To make it creepier, I explored the house at about 3 AM. The silence of that place felt so heavy and it made me very uncomfortable being there.
I later asked around about the house and apparently, it belonged to an old couple whose children put them in a nursing home and just abandoned the house.
– TinyLittleBees
9. I had a friend who cleaned out and sold foreclosed homes for a living. He once took me on a ride to a house he had to photograph for the bank after it had gone into foreclosure. From the moment we got there, it was unsettling. It was in the area of a ski resort, and the neighborhood was wealthy, but once we stepped inside, it was clear that it had been used as a kind of boarding house for resort staff. Numbers outside each of the bedroom doors, large closets/ weird spaces turned into bedrooms. The place was filthy, with black garbage bags everywhere, pizza boxes, booze bottles, like clearly a party house for staff, but recently abandoned.
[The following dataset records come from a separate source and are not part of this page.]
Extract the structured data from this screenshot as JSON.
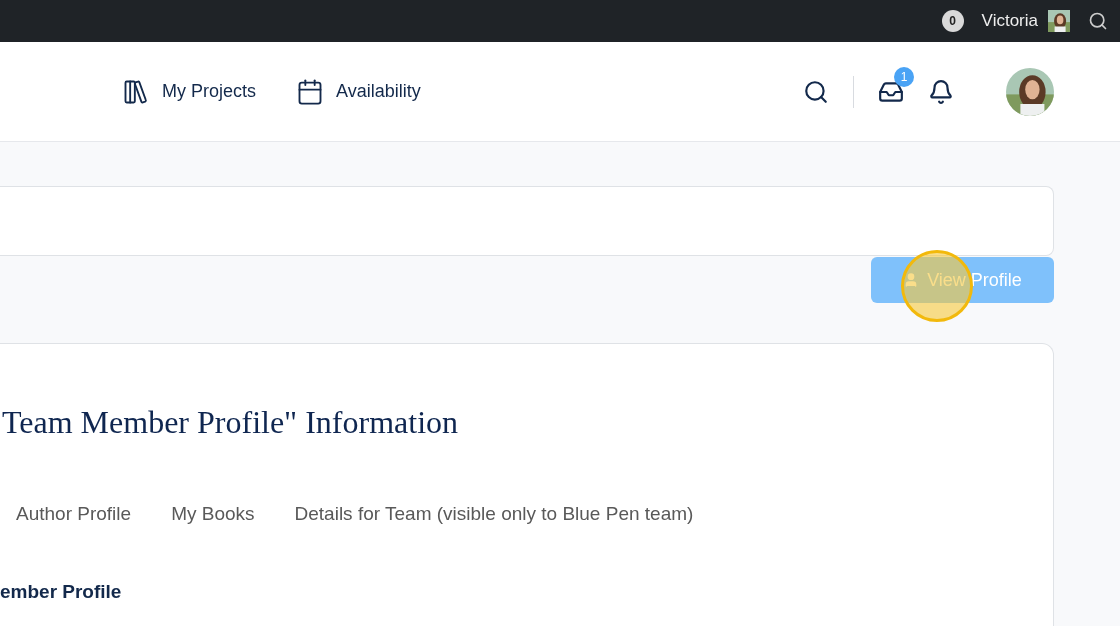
{
  "top_bar": {
    "count": "0",
    "user": "Victoria"
  },
  "nav": {
    "links": [
      {
        "label": "My Projects",
        "kind": "books"
      },
      {
        "label": "Availability",
        "kind": "calendar"
      }
    ],
    "inbox_badge": "1"
  },
  "action": {
    "label": "View Profile",
    "click_marker": true
  },
  "section": {
    "title": "Team Member Profile\" Information",
    "tabs": [
      {
        "label": "Author Profile",
        "selected": false
      },
      {
        "label": "My Books",
        "selected": false
      },
      {
        "label": "Details for Team (visible only to Blue Pen team)",
        "selected": false
      }
    ],
    "subheading": "ember Profile"
  }
}
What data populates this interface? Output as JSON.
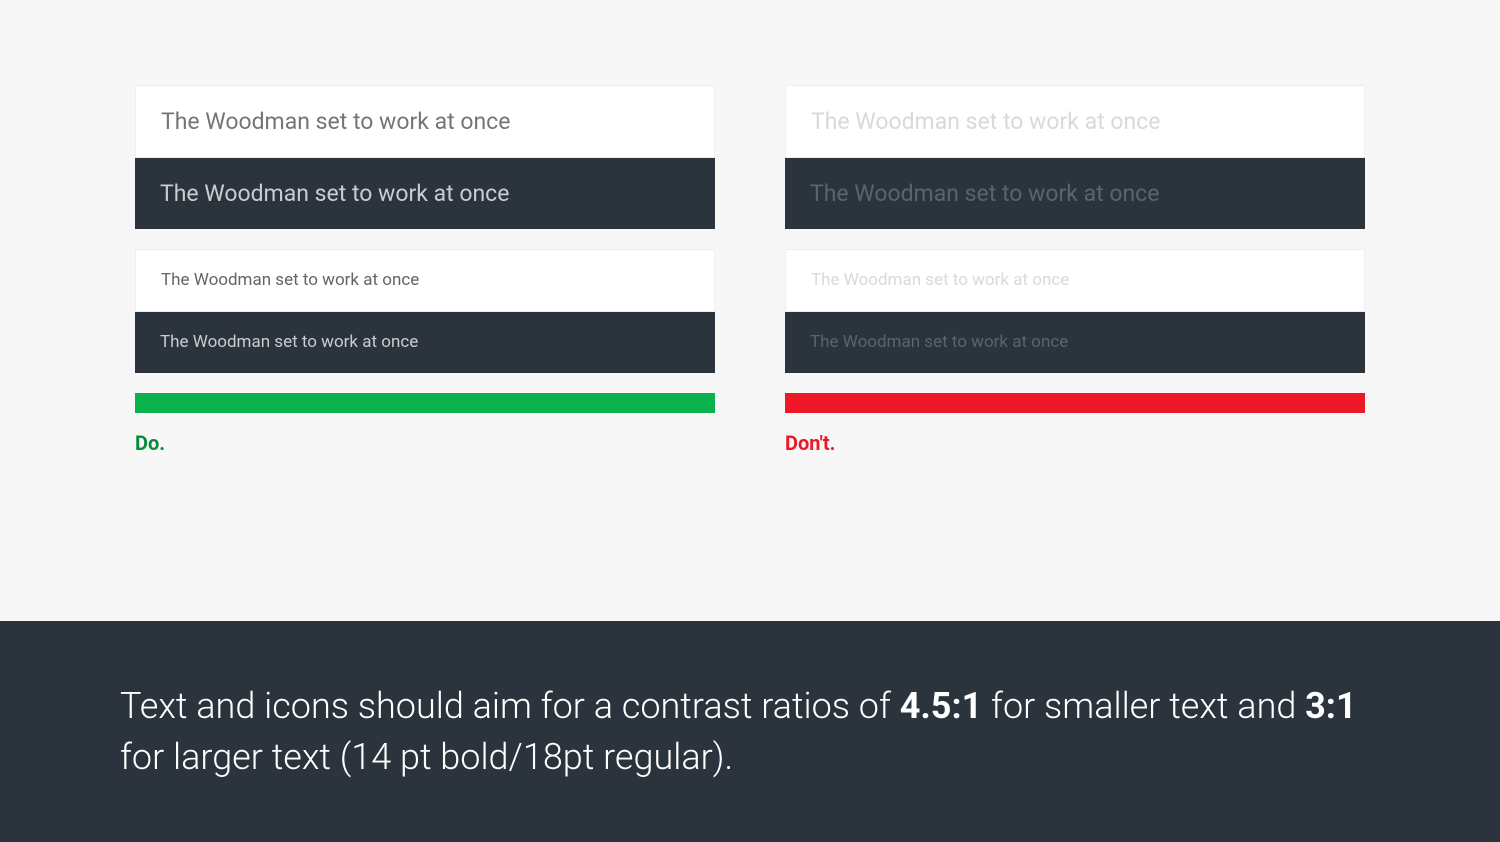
{
  "sample_text": "The Woodman set to work at once",
  "do_label": "Do.",
  "dont_label": "Don't.",
  "footer": {
    "part1": "Text and icons should aim for a contrast ratios of ",
    "ratio1": "4.5:1",
    "part2": " for smaller text and ",
    "ratio2": "3:1",
    "part3": " for larger text (14 pt bold/18pt regular)."
  },
  "colors": {
    "do": "#0ab24d",
    "dont": "#ed1727",
    "dark_bg": "#2b343c"
  }
}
At one point, I was on the ground floor, and my friend was in the basement when I suddenly got full body chills. I was standing in the kitchen and there was a bathroom next to it with the door closed, and I somehow knew that there was someone hiding in that bathroom. At the very same instant, my friend called me down to the basement where he had found a back corner which had been converted into another sleeping area. There was a television still on, just showing static, and a kitchen knife on a crate next to the mattress. That was the moment I stepped directly behind my 6’4”, 300lb friend and told him we had to get out of there.
I’m pretty sure the home was being used as an illegal boarding house for undocumented resort workers, and I honestly felt bad for the terrified kid who was still squatting in the basement, but I sure as hell didn’t want to find him.
– BirdPerfect
10. Forest Haven is an abandoned insane asylum in Maryland. It’s posted no trespassing and technically patrolled by guards, but in reality, is very easy to get into. I was there two weeks ago with my SO, exploring and taking photos. There are 22 buildings on the property, all just wide open and abandoned, covered in collapsed ceiling tiles, broken glass, and graffiti. There is still furniture in some of the rooms, and if you delve deep enough into the property, you can still find patient records that were left behind when they closed.
We actually found a stack of patient files in a dark, windowless room. It was so surreal, reading about a “severely mentally retarded” man with “a history of schizophrenia” who “talks incessantly.” This patient had a 1-page handwritten summary for every year that he had been in the hospital, and they all started out the same… “Kenny is an almost 45-year old white male with severe mental retardation and a history of schizophrenia. He has been at Forest Haven for five years”. Only the age and duration change from page to page. The first one is dated 1973, and the last page in his file is a printed memorial flyer showing he died in September of 1990. The facility was ordered to close in 1974 but didn’t actually close its doors until 1991. In its last year of operation, there were 9 deaths at the asylum. Kenny was one of them.
The creepiest part? The patient whose file I randomly opened up to, in the middle of a stack of wet, moldering files, sitting on the corner of a collapsing desk in an interior room of an abandoned basement? He shared the same first and middle name as my SO. Just a weird, creepy coincidence in a cold, wet, creepy place.